Deposit banks were a wide-spread institution in the cities of both the Greek and Latin provinces. They catered to the needs of local and long-distance trade. They pooled funds, provided payment and receipt services and extended bank loans. As a rule they did not finance long-distance trade or other high-risk projects, but they did acts as financial brokers—establishing contacts between financiers and traders, drawing up, witnessing and safe-keeping contracts, and arranging actual payments. They were not the only financial specialists to provide such services. Faeneratores (‘lenders at interest’) as well are often attested as middlemen, rather than independent financiers. Less well known professional categories, such as the proxenetae (‘brokers’) and the somewhat mysterious pararii, as well, played a part in laying contacts.

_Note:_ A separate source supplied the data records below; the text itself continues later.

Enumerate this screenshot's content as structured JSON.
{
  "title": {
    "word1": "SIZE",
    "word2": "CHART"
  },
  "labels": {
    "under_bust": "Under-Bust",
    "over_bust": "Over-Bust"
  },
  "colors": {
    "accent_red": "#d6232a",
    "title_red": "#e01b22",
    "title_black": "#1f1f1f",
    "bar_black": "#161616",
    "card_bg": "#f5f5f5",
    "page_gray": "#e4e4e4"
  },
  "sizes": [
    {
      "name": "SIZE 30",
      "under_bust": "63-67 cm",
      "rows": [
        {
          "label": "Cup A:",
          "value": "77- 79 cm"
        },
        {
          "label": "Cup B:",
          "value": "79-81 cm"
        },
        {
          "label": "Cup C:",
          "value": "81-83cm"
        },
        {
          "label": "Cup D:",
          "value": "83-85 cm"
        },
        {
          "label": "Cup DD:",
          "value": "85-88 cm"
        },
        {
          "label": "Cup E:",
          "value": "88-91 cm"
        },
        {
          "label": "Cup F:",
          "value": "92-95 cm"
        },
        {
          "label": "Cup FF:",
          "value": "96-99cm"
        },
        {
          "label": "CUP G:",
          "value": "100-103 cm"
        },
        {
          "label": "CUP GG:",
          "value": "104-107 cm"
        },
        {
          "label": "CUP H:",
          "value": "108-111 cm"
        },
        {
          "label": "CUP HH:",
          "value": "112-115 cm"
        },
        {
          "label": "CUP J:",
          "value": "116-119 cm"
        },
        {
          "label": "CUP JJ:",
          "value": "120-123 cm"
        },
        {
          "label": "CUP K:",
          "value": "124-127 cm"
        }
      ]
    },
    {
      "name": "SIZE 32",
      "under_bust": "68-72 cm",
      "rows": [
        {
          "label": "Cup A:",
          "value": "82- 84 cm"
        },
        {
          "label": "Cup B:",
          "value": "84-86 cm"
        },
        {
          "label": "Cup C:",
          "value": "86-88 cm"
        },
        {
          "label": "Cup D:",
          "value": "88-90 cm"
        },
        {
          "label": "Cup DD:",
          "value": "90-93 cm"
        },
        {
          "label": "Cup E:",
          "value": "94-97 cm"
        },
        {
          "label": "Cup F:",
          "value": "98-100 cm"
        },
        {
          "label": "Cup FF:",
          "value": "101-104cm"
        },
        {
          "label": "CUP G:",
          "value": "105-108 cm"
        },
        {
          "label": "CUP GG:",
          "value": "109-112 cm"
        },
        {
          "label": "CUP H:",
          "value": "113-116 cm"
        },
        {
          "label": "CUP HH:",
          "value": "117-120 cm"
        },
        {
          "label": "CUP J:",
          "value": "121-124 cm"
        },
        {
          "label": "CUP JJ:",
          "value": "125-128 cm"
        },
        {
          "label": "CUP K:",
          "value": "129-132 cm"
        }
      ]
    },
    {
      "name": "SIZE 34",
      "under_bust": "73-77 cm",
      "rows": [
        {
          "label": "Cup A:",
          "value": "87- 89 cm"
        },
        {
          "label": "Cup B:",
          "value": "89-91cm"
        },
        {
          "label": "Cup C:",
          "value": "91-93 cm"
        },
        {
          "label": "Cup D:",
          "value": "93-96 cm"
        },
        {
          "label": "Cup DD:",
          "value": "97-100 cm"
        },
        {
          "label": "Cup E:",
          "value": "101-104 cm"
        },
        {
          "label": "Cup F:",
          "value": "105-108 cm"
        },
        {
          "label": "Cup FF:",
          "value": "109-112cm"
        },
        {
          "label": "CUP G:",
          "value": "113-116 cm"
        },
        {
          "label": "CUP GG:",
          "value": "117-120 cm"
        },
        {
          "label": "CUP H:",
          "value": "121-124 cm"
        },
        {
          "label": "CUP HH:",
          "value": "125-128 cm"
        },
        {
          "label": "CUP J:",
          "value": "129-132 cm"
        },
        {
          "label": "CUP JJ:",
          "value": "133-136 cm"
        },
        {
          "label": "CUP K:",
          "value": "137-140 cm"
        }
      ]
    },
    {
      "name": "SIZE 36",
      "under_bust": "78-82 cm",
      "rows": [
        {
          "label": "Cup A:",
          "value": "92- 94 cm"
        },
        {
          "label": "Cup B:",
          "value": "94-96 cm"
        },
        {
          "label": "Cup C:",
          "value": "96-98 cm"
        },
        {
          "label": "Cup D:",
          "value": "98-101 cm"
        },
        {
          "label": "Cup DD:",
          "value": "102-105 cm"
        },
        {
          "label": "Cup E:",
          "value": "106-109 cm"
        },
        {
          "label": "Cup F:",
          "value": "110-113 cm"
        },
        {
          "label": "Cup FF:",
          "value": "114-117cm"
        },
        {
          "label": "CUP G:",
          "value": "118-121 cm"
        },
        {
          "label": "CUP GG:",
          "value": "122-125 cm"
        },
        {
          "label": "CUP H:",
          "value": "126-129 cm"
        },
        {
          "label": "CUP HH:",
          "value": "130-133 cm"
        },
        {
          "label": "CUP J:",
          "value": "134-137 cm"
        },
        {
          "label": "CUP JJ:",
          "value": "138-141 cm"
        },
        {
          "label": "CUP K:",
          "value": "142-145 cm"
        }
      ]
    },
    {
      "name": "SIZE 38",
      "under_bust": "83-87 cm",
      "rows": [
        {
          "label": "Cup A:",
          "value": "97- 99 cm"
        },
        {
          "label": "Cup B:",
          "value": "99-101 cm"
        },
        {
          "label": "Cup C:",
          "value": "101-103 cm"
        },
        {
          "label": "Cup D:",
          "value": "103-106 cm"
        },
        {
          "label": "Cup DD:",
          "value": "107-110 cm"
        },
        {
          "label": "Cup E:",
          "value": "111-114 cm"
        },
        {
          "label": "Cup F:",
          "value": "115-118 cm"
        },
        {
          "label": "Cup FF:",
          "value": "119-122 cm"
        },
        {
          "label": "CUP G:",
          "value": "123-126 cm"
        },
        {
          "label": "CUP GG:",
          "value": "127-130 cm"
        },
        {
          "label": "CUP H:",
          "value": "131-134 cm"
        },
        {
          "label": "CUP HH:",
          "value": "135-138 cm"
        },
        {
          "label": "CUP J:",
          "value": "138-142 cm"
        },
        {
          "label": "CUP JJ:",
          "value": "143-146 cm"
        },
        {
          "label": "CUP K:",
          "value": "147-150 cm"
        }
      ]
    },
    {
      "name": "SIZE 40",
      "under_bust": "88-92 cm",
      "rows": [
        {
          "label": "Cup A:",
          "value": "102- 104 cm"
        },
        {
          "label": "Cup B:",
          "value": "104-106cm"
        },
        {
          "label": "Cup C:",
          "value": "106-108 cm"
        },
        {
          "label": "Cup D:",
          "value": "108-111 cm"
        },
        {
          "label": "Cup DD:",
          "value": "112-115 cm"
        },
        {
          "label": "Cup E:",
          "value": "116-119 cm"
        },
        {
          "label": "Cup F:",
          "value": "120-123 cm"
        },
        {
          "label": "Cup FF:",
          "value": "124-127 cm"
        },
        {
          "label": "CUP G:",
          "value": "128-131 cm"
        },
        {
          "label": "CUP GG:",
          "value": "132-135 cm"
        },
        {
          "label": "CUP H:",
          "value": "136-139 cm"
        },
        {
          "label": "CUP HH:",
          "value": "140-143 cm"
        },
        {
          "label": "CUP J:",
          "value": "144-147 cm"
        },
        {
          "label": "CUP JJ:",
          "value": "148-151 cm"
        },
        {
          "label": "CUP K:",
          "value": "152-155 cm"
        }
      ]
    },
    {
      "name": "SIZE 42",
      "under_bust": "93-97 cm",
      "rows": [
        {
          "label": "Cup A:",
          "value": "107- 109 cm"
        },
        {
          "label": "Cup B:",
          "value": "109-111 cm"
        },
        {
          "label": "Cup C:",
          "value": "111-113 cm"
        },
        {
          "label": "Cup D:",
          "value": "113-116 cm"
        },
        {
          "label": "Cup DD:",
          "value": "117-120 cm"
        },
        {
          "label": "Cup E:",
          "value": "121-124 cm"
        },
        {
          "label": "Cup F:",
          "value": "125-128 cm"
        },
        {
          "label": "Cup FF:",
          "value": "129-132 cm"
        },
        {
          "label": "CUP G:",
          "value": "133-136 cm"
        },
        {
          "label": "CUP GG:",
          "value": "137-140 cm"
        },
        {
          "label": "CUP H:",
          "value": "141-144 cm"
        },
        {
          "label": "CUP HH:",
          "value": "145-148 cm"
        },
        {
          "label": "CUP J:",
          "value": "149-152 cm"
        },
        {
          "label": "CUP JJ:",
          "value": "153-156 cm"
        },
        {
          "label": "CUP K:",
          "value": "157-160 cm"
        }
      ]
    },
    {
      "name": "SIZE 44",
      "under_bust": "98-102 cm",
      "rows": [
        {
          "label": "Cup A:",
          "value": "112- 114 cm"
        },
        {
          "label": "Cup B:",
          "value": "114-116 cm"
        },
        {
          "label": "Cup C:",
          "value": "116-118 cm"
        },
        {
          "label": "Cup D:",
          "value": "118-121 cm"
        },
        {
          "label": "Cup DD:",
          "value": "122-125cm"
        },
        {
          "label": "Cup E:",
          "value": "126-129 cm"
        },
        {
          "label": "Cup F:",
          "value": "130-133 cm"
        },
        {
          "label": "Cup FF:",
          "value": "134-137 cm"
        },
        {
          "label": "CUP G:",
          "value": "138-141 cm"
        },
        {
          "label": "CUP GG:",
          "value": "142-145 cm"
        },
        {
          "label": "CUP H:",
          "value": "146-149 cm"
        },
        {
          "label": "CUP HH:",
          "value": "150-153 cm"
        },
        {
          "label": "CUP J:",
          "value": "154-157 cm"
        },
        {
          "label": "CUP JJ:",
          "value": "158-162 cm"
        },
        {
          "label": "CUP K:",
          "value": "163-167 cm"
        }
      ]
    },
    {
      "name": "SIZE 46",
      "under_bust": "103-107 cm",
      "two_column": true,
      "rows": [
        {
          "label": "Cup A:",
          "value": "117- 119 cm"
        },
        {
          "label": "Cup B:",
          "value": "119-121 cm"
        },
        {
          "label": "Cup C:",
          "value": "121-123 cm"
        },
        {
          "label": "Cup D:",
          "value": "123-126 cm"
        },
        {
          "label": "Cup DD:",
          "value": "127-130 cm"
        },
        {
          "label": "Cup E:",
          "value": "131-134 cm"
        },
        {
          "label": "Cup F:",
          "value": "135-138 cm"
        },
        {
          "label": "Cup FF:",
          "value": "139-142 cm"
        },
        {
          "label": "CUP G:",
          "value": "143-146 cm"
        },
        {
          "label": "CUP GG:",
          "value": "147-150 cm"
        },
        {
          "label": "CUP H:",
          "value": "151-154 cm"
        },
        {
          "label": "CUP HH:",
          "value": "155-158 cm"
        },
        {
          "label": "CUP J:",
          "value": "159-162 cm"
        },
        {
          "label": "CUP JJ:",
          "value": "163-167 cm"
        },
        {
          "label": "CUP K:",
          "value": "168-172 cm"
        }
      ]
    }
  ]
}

This papers studies the institutional (mainly legal) constraints under which these various categories operated and their impact on long-distance trade.

Yadira Gonzalez de Lara,
The Impact of Formal Monitoring on Financial Development: From Debt to Equity in Late Medieval Venice

In late-medieval Venice the state regulated the ex-ante operation of trading voyages in a manner that facilitated the ex-post verification of merchants' accounts. Specifically, colonial governors, convoy admirals, ship scribes, tax collectors and various other officials monitored merchants at all times, thereby generating and transmitting (verifiable) information which investors could present as evidence in support of their claims to the court. Formal monitoring thus enhanced the legal protection of investors from expropriation by controlling merchants and fostered the development of equity markets. The Venetian institutional system thus went far beyond the informal relations of trust that facilitated the transition from the debt-like sea-loan to the equity-like commenda contract in other Mediterranean localities at basically the same time. This paper investigates the distinctive nature of the Venetian institutions, their different efficiency and distribution implications and their evolution over time.